Chantal Amrhein
January 29, 2024
Machine translation meta-evaluation through translation accuracy challenge sets
Disclaimer: This article was written in 2024 and describes the situation before Textshuttle’s merger with Supertext and the subsequent relaunch at supertext.com.
Recent machine translation (MT) metrics calibrate their effectiveness by correlating with human judgement. However, these results are often obtained by averaging predictions across large test sets without any insights into the strengths and weaknesses of these metrics across different error types. Challenge sets are used to probe specific dimensions of metric behaviour, but there are very few such datasets and they either focus on a limited number of phenomena or a limited number of language pairs.
We introduce ACES, a contrastive challenge set spanning 146 language pairs, aimed at discovering whether metrics can identify 68 translation accuracy errors. These phenomena range from basic alterations at the word/character level to more intricate errors based on discourse and real-world knowledge. We conduct a large-scale study by benchmarking ACES on 50 metrics submitted to the WMT 2022 and 2023 metrics shared tasks. We benchmark metrics’ performance, assess their incremental performance over successive campaigns, and measure their sensitivity to a range of linguistic phenomena. We also investigate claims that large language models (LLMs) are effective as MT evaluators, addressing the limitations of previous studies by providing a more holistic evaluation that covers a range of linguistic phenomena and language pairs and includes both low- and medium-resource languages.
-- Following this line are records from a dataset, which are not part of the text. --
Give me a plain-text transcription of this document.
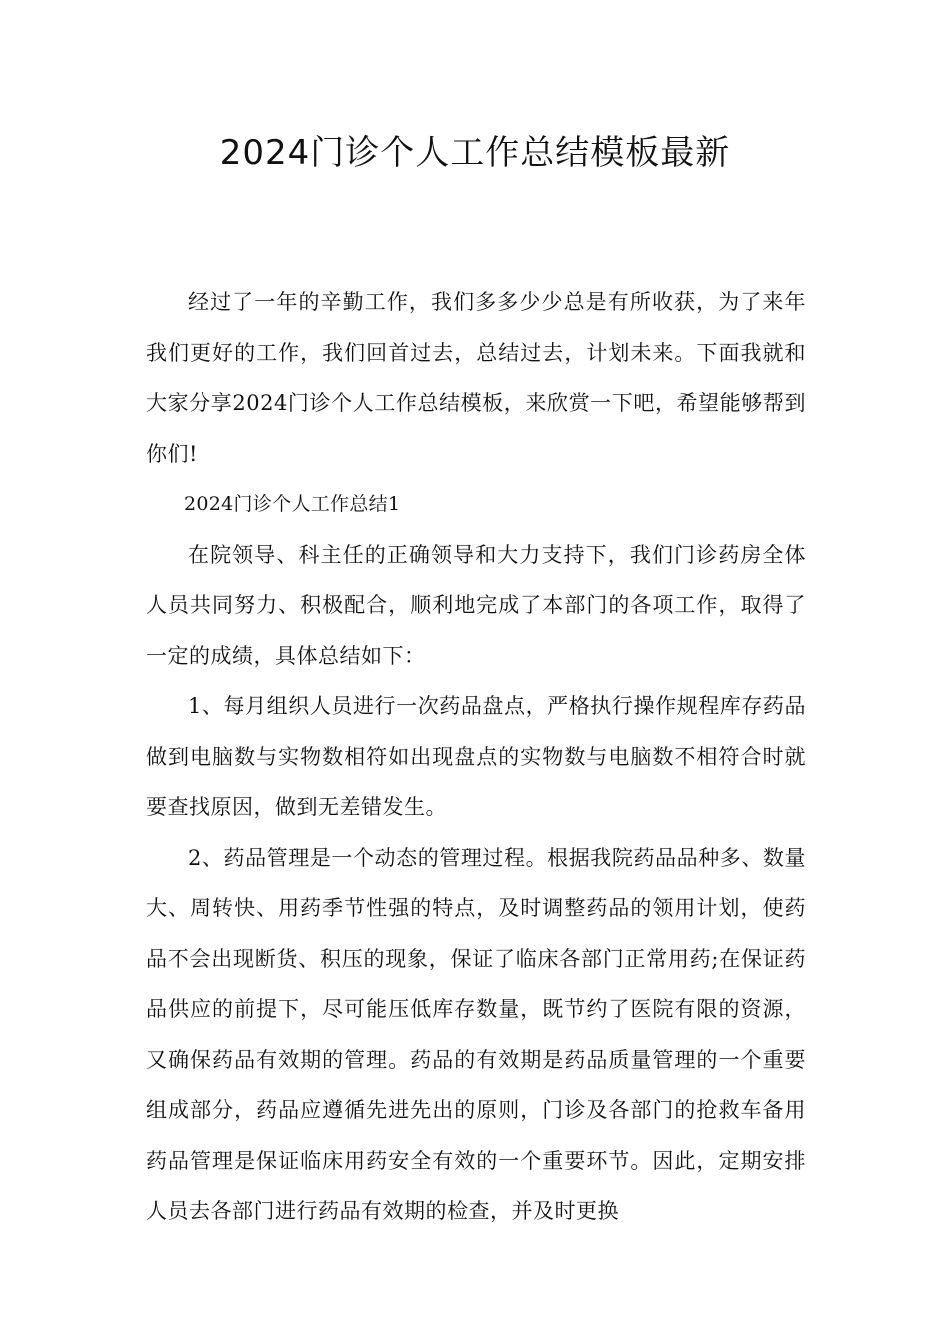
2024门诊个人工作总结模板最新

经过了一年的辛勤工作，我们多多少少总是有所收获，为了来年我们更好的工作，我们回首过去，总结过去，计划未来。下面我就和大家分享2024门诊个人工作总结模板，来欣赏一下吧，希望能够帮到你们!

2024门诊个人工作总结1

在院领导、科主任的正确领导和大力支持下，我们门诊药房全体人员共同努力、积极配合，顺利地完成了本部门的各项工作，取得了一定的成绩，具体总结如下：

1、每月组织人员进行一次药品盘点，严格执行操作规程库存药品做到电脑数与实物数相符如出现盘点的实物数与电脑数不相符合时就要查找原因，做到无差错发生。

2、药品管理是一个动态的管理过程。根据我院药品品种多、数量大、周转快、用药季节性强的特点，及时调整药品的领用计划，使药品不会出现断货、积压的现象，保证了临床各部门正常用药;在保证药品供应的前提下，尽可能压低库存数量，既节约了医院有限的资源，又确保药品有效期的管理。药品的有效期是药品质量管理的一个重要组成部分，药品应遵循先进先出的原则，门诊及各部门的抢救车备用药品管理是保证临床用药安全有效的一个重要环节。因此，定期安排人员去各部门进行药品有效期的检查，并及时更换
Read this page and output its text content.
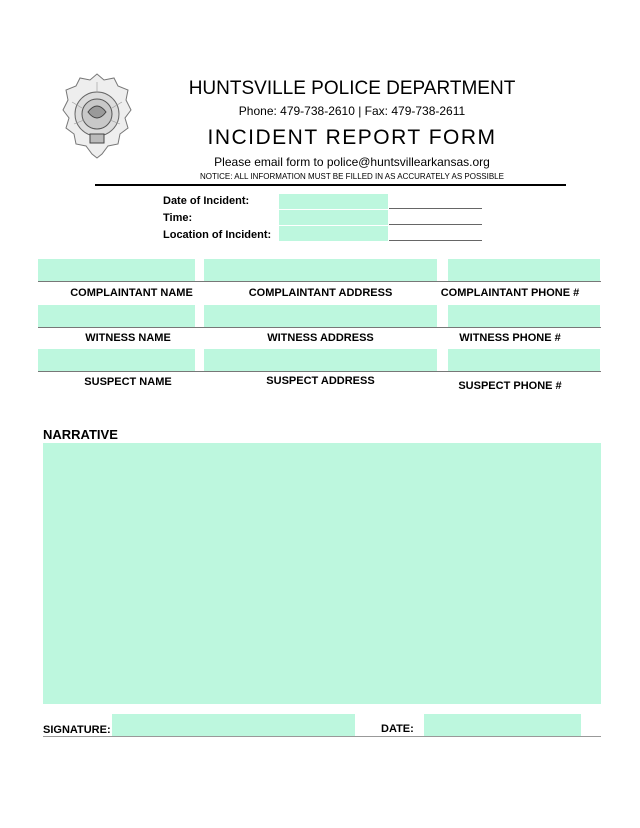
HUNTSVILLE POLICE DEPARTMENT
Phone: 479-738-2610 | Fax: 479-738-2611
INCIDENT REPORT FORM
Please email form to police@huntsvillearkansas.org
NOTICE: ALL INFORMATION MUST BE FILLED IN AS ACCURATELY AS POSSIBLE
Date of Incident:
Time:
Location of Incident:
COMPLAINTANT NAME	COMPLAINTANT ADDRESS	COMPLAINTANT PHONE #
WITNESS NAME	WITNESS ADDRESS	WITNESS PHONE #
SUSPECT NAME	SUSPECT ADDRESS	SUSPECT PHONE #
NARRATIVE
SIGNATURE:	DATE:
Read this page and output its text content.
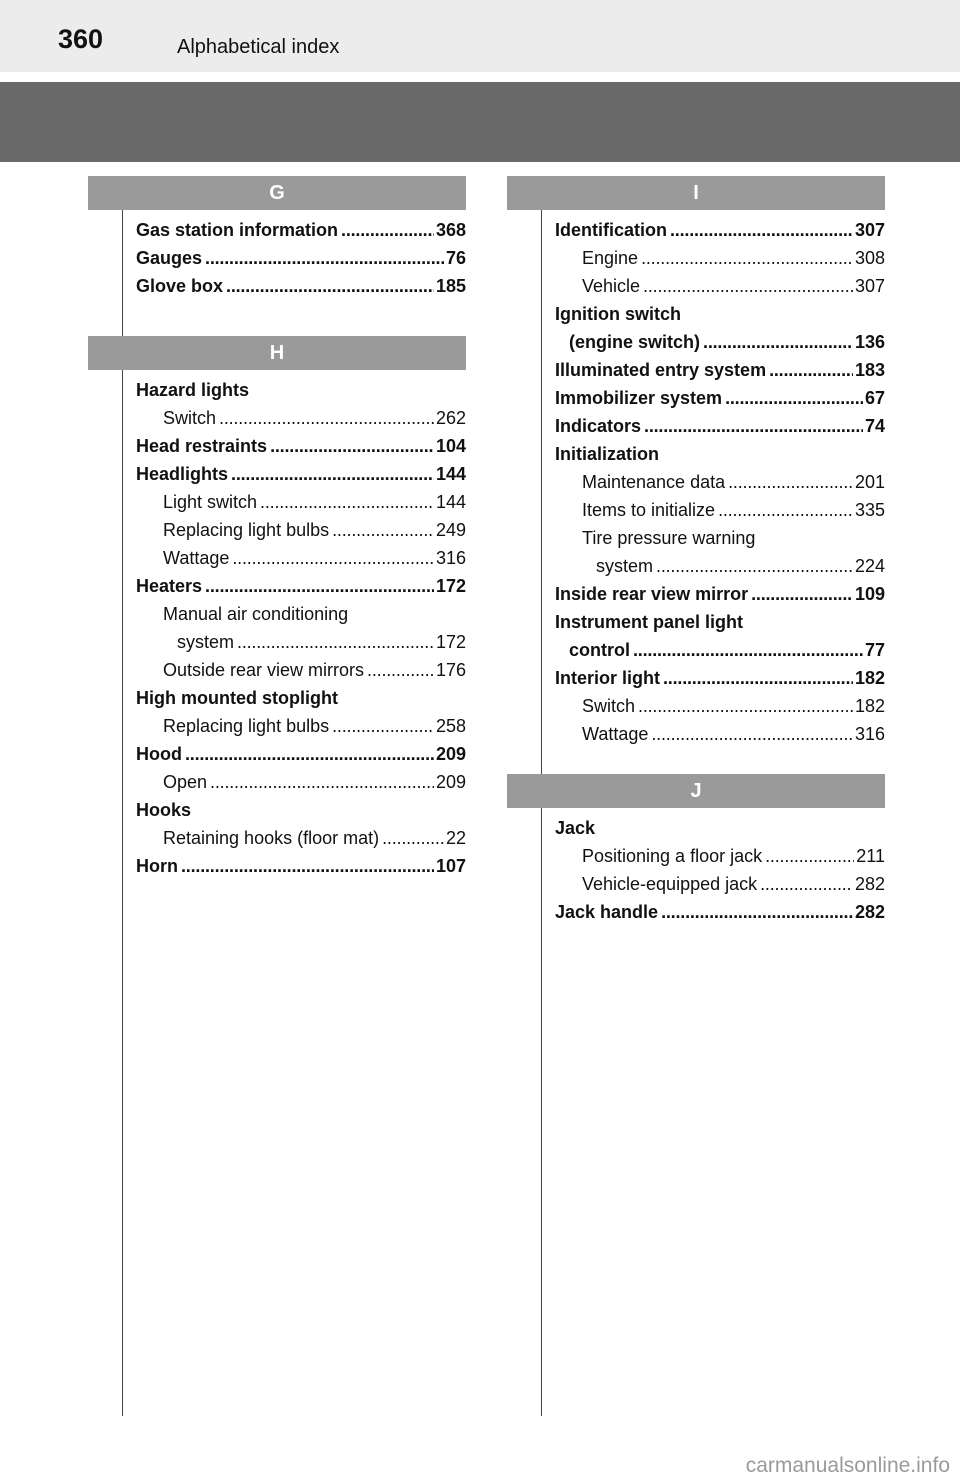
360	Alphabetical index
G
Gas station information . . .	368
Gauges . . .	76
Glove box . . .	185
H
Hazard lights
Switch . . .	262
Head restraints . . .	104
Headlights . . .	144
Light switch . . .	144
Replacing light bulbs . . .	249
Wattage . . .	316
Heaters . . .	172
Manual air conditioning
system . . .	172
Outside rear view mirrors . . .	176
High mounted stoplight
Replacing light bulbs . . .	258
Hood . . .	209
Open . . .	209
Hooks
Retaining hooks (floor mat) . . .	22
Horn . . .	107
I
Identification . . .	307
Engine . . .	308
Vehicle . . .	307
Ignition switch
(engine switch) . . .	136
Illuminated entry system . . .	183
Immobilizer system . . .	67
Indicators . . .	74
Initialization
Maintenance data . . .	201
Items to initialize . . .	335
Tire pressure warning
system . . .	224
Inside rear view mirror . . .	109
Instrument panel light
control . . .	77
Interior light . . .	182
Switch . . .	182
Wattage . . .	316
J
Jack
Positioning a floor jack . . .	211
Vehicle-equipped jack . . .	282
Jack handle . . .	282
carmanualsonline.info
Our results demonstrate that different metric families struggle with different phenomena and that LLM-based methods fail to demonstrate reliable performance. Our analyses indicate that most metrics ignore the source sentence, tend to prefer surface-level overlap and end up incorporating properties of base models which are not always beneficial. To further encourage detailed evaluation beyond singular scores, we expand ACES to include error span annotations, denoted as SPAN-ACES, and use this dataset to evaluate span-based error metrics, showing that these metrics also need considerable improvement.
Finally, we provide a set of recommendations for building better MT metrics, including focusing on error labels instead of scores, ensembling, designing strategies to explicitly focus on the source sentence, focusing on semantic content rather than relying on lexical overlap, and choosing the right base model for representations.